Mao (Unique) by Andy Warhol

Created

1978

Size

22 x 17"

Medium

Screen print on Curtis Rag paper

Signed

Stamped by the Estate of Andy Warhol and the Andy Warhol Foundation for the Visual Arts

Presentation

Unique

Genre

Pop

Description

Mao Unique by Andy Warhol

Andy Warhol was an American artist who was a leading figure in the visual art movement known as pop art. Andy Warhol’s works explore the relationship between artistic expression, celebrity culture and advertisement that flourished by the 1960s. Warhol’s Marilyn and Andy Warhol’s Soup Cans are some of the most recognized and collectible of his artworks.

Obsessed with celebrity, consumer culture, and mechanical (re)production, Pop artist Andy Warhol created some of the most iconic images of the 20th century.

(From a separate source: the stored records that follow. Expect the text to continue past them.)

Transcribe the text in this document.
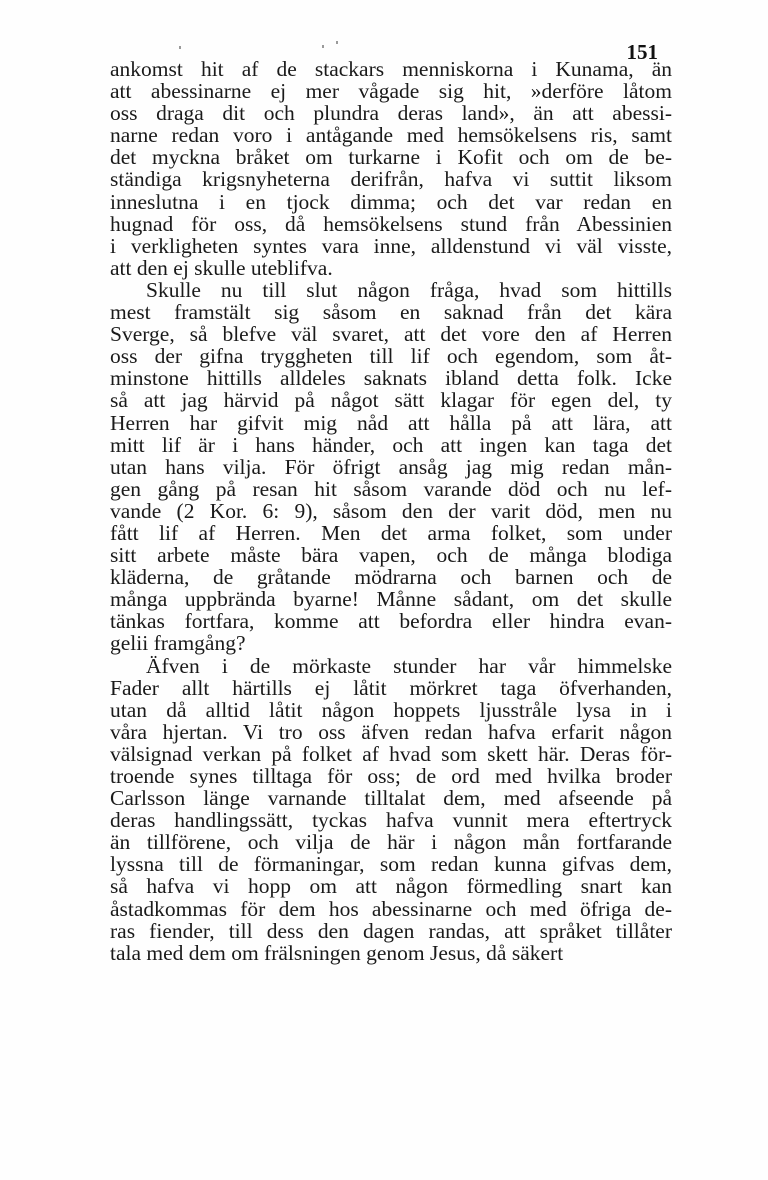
151
ankomst hit af de stackars menniskorna i Kunama, än
att abessinarne ej mer vågade sig hit, »derföre låtom
oss draga dit och plundra deras land», än att abessi-
narne redan voro i antågande med hemsökelsens ris, samt
det myckna bråket om turkarne i Kofit och om de be-
ständiga krigsnyheterna derifrån, hafva vi suttit liksom
inneslutna i en tjock dimma; och det var redan en
hugnad för oss, då hemsökelsens stund från Abessinien
i verkligheten syntes vara inne, alldenstund vi väl visste,
att den ej skulle uteblifva.
Skulle nu till slut någon fråga, hvad som hittills
mest framstält sig såsom en saknad från det kära
Sverge, så blefve väl svaret, att det vore den af Herren
oss der gifna tryggheten till lif och egendom, som åt-
minstone hittills alldeles saknats ibland detta folk. Icke
så att jag härvid på något sätt klagar för egen del, ty
Herren har gifvit mig nåd att hålla på att lära, att
mitt lif är i hans händer, och att ingen kan taga det
utan hans vilja. För öfrigt ansåg jag mig redan mån-
gen gång på resan hit såsom varande död och nu lef-
vande (2 Kor. 6: 9), såsom den der varit död, men nu
fått lif af Herren. Men det arma folket, som under
sitt arbete måste bära vapen, och de många blodiga
kläderna, de gråtande mödrarna och barnen och de
många uppbrända byarne! Månne sådant, om det skulle
tänkas fortfara, komme att befordra eller hindra evan-
gelii framgång?
Äfven i de mörkaste stunder har vår himmelske
Fader allt härtills ej låtit mörkret taga öfverhanden,
utan då alltid låtit någon hoppets ljusstråle lysa in i
våra hjertan. Vi tro oss äfven redan hafva erfarit någon
välsignad verkan på folket af hvad som skett här. Deras för-
troende synes tilltaga för oss; de ord med hvilka broder
Carlsson länge varnande tilltalat dem, med afseende på
deras handlingssätt, tyckas hafva vunnit mera eftertryck
än tillförene, och vilja de här i någon mån fortfarande
lyssna till de förmaningar, som redan kunna gifvas dem,
så hafva vi hopp om att någon förmedling snart kan
åstadkommas för dem hos abessinarne och med öfriga de-
ras fiender, till dess den dagen randas, att språket tillåter
tala med dem om frälsningen genom Jesus, då säkert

As famous for his quips as for his art—he variously mused that “art is what you can get away with” and “everyone will be famous for 15 minutes”—Warhol drew widely from popular culture and everyday subject matter, creating works like his 32 Campbell’s Soup Cans (1962), Brillo pad box sculptures, and portraits of Marilyn Monroe, using the medium of silk-screen printmaking to achieve his characteristic hard edges and flat areas of color. Known for his cultivation of celebrity, Factory studio (a radical social and creative melting pot), and avant-garde films like Chelsea Girls (1966), Warhol was also a mentor to artists like Keith Haring and Jean-Michel Basquiat. His Pop sensibility is now standard practice, taken up by major contemporary artists Richard Prince, Takashi Murakami, and Jeff Koons, among countless others.

American, 1928–1987, Pittsburgh, Pennsylvania, based in New York, New York.